Generally speaking, the overpayment of a federal benefit (i.e., social security disability) is a dischargeable debt under the bankruptcy code. This general rule, however, can be subject to a couple very specific facts and circumstances exceptions. First, if any consumer obtained the social security disability benefit through fraud (i.e., lied on your SSD application) there is a chance that the federal government may challenge the discahrge of that debt. If they have storng facts showing the consumer lied on the application, this debt could be excpeted from the discharge.
The other issue that many times comes up is that while the lawfully obtained overpayment of social security disability can be discharged, the federal government can offset the overpayment of previous benefits against future benefits.

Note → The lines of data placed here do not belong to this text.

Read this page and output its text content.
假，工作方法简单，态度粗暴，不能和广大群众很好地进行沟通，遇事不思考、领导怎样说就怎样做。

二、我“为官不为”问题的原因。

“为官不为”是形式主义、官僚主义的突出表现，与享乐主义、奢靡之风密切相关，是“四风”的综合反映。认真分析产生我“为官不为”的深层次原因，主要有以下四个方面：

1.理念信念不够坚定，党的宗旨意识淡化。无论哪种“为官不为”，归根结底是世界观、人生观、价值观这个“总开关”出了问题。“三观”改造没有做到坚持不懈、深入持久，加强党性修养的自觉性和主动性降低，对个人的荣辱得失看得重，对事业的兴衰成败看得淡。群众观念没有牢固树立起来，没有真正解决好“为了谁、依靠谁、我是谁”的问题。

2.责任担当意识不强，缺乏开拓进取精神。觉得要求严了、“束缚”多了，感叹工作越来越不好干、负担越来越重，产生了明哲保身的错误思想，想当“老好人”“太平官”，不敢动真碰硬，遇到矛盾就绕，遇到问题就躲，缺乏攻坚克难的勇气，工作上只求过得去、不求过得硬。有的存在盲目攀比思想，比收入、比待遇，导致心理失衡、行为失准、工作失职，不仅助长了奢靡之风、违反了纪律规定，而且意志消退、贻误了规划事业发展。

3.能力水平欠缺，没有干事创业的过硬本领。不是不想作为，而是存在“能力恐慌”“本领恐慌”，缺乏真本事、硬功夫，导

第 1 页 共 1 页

So, while it may be discharged in certain circumstances, net-net, the consumer may still end up bearing the burden through lower future benfit payments.
DISCLAIMER: This answer in now way tries to create an attorney-client relationship. If you have specific questions about your individual facts and circumstnaces, I would advise setting an appt. for a free initial consutlation with an attorney who focuses on BKs in your community.
Your question seems to concern owing the private insurance company, not the feds. As a general rule, all pre-petition debts are dischargeable unless an exception applies. There is no exception for overpayment of private insurance benefits unless the benefits were received through the fraud of the beneficiary.
This answer is for informational purposes only and should not be construed as legal advice or as establishing an attorney-client relationship.